An IBM mainframe computer can generate far more solutions than a laptop. If you’re working on a problem in need of a creative solution, bombard your mind with relevant information. Read books. Watch videos. Speak to experts. You’re dumping “fruits of knowledge” into your mental Cuisinart, to your conscious and unconscious minds.

Become an explorer

Monotonous routine breeds monotonous thinking. Dare to escape from your mundane habits. Sleep on the other side of the bed. Take a new route to work. Journey to a neighborhood you’ve never visited. Sign up for courses outside your field. Jolt your mind from its workaday trance by taking short, daily “field trips” away from your workplace.

Learn to play

Make time for mischief. It stimulates creativity. Visit a toy store and purchase things that make you laugh--bubble blowers, magic wands, kazoos and giant rubber dinosaurs. Keep whimsical articles at your work space to remind you not to take yourself and your work too seriously.
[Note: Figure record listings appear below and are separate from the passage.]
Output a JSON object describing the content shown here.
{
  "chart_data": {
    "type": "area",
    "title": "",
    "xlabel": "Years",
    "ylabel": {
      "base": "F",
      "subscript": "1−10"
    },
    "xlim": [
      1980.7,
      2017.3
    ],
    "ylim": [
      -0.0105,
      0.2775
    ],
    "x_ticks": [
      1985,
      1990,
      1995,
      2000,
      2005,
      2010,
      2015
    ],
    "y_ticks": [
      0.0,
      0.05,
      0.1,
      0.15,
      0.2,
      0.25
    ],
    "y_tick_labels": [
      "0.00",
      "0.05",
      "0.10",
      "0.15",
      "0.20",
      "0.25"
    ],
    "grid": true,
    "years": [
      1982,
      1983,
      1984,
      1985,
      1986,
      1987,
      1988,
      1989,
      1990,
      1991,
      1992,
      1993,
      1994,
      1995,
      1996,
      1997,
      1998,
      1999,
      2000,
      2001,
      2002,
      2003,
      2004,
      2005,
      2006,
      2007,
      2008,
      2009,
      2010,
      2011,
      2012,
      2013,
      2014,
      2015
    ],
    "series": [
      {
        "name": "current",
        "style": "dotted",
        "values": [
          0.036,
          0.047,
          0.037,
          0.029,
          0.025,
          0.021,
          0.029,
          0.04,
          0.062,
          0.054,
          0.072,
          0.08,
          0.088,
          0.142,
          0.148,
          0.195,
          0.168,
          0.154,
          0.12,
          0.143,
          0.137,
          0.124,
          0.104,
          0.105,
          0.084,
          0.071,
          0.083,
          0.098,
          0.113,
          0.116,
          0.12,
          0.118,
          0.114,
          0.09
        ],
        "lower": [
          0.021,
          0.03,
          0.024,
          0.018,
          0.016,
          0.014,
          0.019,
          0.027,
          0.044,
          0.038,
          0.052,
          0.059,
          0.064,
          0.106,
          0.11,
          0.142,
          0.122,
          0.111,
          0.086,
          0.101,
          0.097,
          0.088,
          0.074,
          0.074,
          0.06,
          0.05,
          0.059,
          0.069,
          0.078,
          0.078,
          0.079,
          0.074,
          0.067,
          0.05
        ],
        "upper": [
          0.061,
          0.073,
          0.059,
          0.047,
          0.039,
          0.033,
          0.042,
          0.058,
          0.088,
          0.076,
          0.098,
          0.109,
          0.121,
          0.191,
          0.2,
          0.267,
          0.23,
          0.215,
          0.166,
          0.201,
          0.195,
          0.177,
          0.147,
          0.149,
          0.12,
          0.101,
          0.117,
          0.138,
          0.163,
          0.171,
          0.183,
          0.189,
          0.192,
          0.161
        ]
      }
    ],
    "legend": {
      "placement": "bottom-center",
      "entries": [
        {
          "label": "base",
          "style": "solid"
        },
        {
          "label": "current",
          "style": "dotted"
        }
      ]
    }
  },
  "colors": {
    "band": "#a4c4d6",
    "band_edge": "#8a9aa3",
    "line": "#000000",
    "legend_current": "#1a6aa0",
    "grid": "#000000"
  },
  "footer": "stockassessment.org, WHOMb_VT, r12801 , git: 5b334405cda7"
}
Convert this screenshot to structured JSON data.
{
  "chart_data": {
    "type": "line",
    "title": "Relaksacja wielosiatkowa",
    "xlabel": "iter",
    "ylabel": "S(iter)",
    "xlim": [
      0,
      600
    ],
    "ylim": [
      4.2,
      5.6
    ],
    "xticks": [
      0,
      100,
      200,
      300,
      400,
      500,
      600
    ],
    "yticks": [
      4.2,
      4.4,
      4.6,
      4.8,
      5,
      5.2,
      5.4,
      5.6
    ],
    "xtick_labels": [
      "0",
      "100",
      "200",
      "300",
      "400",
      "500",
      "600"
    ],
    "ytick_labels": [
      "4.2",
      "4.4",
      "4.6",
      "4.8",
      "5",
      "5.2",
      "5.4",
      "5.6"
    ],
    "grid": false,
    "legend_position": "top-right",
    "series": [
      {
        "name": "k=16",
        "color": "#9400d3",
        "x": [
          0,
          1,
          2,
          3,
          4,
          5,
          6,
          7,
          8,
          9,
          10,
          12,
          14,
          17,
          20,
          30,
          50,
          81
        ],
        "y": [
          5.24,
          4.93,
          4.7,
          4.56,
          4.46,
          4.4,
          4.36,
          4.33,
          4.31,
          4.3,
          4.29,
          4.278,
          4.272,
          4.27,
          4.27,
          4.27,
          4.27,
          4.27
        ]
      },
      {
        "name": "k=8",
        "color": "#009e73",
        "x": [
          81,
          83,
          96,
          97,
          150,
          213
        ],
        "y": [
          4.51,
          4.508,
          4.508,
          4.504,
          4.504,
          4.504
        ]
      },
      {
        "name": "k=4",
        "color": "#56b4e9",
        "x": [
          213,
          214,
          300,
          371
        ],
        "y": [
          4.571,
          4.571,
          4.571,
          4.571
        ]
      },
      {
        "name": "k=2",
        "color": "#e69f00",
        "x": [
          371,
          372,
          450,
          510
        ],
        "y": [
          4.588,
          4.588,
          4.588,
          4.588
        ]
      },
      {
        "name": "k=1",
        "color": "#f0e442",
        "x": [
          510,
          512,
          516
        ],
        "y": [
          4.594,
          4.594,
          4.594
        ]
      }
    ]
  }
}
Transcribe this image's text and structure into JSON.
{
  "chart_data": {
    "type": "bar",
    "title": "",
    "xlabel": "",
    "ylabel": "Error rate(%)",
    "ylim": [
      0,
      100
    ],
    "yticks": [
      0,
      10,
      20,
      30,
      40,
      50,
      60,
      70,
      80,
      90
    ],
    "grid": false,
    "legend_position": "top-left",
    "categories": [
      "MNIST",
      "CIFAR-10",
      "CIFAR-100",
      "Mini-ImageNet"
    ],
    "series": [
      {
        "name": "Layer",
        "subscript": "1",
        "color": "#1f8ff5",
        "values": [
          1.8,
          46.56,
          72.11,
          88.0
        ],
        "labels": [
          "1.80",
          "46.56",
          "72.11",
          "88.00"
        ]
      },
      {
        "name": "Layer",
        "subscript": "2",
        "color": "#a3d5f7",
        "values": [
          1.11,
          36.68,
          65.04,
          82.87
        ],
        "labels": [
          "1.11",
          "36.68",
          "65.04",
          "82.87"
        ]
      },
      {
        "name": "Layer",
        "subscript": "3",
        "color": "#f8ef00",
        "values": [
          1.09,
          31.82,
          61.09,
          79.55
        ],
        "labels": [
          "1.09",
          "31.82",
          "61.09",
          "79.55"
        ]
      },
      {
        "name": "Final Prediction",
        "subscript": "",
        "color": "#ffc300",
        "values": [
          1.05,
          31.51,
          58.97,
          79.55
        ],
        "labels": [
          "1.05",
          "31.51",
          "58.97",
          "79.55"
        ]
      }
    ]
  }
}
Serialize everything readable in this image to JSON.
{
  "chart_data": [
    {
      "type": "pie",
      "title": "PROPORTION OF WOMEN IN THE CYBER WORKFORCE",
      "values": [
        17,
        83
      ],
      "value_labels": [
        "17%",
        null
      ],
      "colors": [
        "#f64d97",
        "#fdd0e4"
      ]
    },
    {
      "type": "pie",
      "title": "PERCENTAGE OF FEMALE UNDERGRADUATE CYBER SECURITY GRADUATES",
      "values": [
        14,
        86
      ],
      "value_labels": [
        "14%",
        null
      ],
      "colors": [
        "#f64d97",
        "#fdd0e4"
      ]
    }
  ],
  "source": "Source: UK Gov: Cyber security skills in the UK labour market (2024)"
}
Find something that surprises you each day. Retain a sense of wonder about the world and, as singer Buffy Sainte-Marie once advised, “Keep your nose to the joy trail.”

Take “breakations”

“Learn to pause . . . or nothing worthwhile will catch up to you,” poet Doug King said. Fatigue, dullness and irritability are creativity’s enemies. They’re also signs that you need to break from heavy thinking. Ward off burnout by taking walking meditations, doing deep breathing and visiting inspiring natural environments. Catch up on sleep, which Wordsworth called “the mother of fresh thoughts.” Even when you’re on “breakation,” your unconscious mind remains hard at work, beneath awareness, searching for answers.

Follow your rhythms

Spend a few days observing your biological rhythms. Do you wake up invigorated or do you perk up at night? Do you slow down in midafternoon? Once you’re aware of your daily rhythms, synchronize your activities with them. If you’re a night person, schedule your creative endeavors after sundown. Plan repetitive, nonthinking tasks for the times of day when you’re least creative. Take mini-naps or practice five-minute breathing exercises when your body tells you it needs regeneration.

Ignore the “boo leaders”

“Boo leaders” are people who discourage your new ideas before you’ve had a chance to nurture and develop them. Shelter your creative thoughts from the naysayers who chant, “It won’t work” and “That’s not in the budget.” Debut these creative notions only after they’re fully ripe.